From potatoes to putting: meet Donald Paterson

From potatoes to putting: meet Donald Paterson

9th December 2021

What do you make happen at Scottish Agronomy?

At Scottish Agronomy I am part of the advisory team on both combinable crops and potatoes. On the cereals side I carry out crop walking for a number of 1-to-1 farmer members and help with group meetings from Fife up to Aberdeenshire. While on the potatoes my main responsibility is to help undertake seed potato inspections from the North of England up to Easter Ross.

What’s the best part of the job?

The best part of the job is the variety throughout the year and following field crops or trials right through from sowing to harvest.  During the spring, summer, and autumn I am regularly crop walking at farms all across the country and learning from the different ideas that a lot of the members are testing. While, on a cold and wet winters day going through trials results or preparing presentations is not such a bad job after all!

What is your favourite time of year and why?

Spring, when the new growing season begins, and everything starts to get busy again. After the winter its good to get back out onto farms again and start to put into place some of the ideas that we have been discussing during the winter meetings.

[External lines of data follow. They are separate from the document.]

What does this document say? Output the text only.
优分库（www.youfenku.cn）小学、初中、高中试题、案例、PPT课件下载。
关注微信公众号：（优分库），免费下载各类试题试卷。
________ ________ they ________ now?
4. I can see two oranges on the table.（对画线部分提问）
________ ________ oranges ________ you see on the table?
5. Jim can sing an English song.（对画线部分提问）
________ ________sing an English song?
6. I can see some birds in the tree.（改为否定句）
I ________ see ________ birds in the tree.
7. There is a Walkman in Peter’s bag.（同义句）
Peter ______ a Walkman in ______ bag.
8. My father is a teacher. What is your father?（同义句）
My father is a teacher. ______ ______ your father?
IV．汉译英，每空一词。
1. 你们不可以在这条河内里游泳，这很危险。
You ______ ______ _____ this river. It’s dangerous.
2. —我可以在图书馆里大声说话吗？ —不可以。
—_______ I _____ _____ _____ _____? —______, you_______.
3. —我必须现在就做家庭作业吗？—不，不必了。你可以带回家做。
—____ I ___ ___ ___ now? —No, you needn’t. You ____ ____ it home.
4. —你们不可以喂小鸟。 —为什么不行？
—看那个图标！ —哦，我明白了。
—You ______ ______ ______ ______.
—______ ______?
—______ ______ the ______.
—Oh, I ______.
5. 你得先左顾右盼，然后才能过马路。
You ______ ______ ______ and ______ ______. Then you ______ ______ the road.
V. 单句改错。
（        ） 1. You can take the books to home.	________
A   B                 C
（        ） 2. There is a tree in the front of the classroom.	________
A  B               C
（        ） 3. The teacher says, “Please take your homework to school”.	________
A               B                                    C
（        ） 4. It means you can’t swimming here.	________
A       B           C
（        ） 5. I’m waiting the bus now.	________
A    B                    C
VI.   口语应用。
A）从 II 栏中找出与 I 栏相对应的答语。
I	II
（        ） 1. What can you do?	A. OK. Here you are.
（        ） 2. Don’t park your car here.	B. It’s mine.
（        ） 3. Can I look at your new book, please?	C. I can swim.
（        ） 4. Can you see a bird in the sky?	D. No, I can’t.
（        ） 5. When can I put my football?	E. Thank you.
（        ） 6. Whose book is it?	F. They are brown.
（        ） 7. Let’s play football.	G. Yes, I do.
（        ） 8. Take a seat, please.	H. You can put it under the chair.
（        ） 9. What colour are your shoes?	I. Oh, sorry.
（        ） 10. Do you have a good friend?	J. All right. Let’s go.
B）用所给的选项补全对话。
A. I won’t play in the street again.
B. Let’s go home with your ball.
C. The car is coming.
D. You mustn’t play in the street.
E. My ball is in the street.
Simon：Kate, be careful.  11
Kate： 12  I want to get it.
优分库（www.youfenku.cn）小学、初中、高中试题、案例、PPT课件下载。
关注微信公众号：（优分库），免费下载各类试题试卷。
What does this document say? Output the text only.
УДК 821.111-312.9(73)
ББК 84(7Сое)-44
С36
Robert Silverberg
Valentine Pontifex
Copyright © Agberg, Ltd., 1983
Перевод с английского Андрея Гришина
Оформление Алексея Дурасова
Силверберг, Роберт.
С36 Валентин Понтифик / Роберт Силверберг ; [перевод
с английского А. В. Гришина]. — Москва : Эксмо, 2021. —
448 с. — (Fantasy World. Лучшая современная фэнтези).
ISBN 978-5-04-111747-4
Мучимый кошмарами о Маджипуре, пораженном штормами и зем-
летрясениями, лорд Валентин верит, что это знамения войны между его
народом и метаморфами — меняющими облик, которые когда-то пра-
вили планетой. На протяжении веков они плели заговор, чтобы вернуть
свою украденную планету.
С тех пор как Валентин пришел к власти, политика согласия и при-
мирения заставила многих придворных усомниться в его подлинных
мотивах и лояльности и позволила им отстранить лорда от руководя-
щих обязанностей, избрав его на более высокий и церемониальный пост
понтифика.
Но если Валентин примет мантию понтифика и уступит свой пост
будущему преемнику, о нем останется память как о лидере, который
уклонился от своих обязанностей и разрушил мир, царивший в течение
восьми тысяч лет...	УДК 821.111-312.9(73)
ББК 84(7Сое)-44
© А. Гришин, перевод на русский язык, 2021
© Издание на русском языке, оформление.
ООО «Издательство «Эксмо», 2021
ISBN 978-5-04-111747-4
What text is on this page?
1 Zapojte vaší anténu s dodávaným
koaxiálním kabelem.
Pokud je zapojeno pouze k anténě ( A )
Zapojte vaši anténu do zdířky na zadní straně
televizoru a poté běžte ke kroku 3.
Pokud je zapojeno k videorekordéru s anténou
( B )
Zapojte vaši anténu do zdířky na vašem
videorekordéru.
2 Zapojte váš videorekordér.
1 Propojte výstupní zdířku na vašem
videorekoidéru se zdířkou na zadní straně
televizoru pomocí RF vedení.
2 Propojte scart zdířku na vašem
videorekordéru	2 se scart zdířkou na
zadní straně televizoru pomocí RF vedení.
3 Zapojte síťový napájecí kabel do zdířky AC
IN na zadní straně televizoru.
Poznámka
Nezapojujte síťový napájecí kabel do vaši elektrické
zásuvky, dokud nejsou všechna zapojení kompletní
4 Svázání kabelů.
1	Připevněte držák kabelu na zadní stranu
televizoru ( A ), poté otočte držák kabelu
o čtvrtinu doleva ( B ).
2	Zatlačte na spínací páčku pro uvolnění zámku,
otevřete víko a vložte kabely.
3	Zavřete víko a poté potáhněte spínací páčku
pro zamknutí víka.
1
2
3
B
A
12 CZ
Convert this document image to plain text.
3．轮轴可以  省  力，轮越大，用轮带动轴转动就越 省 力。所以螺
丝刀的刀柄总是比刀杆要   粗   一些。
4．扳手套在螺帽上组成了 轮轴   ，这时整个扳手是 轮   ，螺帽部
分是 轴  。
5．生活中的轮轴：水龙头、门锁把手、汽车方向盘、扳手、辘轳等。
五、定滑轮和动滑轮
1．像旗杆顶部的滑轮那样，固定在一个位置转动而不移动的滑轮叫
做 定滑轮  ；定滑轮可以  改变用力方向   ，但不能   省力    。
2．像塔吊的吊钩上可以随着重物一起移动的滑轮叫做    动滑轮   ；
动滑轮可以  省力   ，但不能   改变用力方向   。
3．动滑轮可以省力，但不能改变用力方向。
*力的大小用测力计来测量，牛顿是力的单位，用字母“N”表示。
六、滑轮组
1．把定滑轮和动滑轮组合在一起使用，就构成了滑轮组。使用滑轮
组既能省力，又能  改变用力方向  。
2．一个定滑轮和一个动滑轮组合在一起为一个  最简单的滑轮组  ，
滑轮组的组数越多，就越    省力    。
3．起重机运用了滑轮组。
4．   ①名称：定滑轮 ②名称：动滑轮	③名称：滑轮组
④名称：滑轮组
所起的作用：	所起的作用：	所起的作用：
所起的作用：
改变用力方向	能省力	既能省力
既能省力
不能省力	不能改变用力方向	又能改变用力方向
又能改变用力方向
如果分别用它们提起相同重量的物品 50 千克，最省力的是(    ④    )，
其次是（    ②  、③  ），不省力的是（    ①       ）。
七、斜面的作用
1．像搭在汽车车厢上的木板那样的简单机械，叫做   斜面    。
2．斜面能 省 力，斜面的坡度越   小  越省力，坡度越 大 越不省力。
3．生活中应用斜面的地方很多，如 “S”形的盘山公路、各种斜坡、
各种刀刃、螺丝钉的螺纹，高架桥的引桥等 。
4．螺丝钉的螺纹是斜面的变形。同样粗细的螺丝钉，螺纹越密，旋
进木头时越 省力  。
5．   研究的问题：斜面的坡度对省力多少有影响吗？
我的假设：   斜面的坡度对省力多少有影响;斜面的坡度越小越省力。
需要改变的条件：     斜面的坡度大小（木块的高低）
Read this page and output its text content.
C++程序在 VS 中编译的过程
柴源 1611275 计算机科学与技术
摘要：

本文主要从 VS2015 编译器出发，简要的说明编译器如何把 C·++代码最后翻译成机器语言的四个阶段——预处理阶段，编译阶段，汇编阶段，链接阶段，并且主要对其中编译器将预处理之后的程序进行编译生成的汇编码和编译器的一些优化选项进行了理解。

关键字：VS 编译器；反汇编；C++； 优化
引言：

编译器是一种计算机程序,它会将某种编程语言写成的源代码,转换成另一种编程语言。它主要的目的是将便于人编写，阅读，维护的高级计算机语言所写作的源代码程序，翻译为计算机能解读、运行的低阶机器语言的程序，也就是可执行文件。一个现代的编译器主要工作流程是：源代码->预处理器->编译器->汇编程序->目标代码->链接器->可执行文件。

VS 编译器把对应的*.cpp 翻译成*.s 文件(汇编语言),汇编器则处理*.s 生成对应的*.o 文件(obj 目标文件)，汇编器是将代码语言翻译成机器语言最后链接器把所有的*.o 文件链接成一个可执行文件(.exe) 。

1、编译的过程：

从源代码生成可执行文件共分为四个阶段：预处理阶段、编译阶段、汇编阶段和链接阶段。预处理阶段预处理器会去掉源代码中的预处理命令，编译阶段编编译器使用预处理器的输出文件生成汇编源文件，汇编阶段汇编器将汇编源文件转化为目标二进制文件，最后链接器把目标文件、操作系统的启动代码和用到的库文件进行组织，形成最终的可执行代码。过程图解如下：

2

How did you get to where you are today?

I joined Scottish Agronomy as a trials officer in 2011 and was part of the trials team carrying out the cereal and potato trials. During that time, I completed my BASIS and FACTS qualifications and have since gradually increased my responsibilities on the advisory side of the business.

What, for you, makes Scottish Agronomy stand apart?

I feel the thing that makes Scottish Agronomy stand apart is that the advice we provide to the members is based on the trials data that we generate across the country. This helps members to understand what varieties or products work best in their local area, rather than relying on national trial results. Also, with many members trialling cover crops or different cultivation systems on their own farms, the group meetings provide a good way of sharing ideas among the membership.

What has been the greatest highlight of your career so far?

Working my way up through the trials team to become an agronomist. Now being able to go round farms and see how the trials data helps aid members decisions is very rewarding.

Tell us something that might surprise us about you

Outside of work I enjoy a round of golf at the weekends.  The highlight of this year’s golf trips was the chance to play a round on the Old Course at St Andrews. It’s safe to say that the professionals make it look much easier on the tv!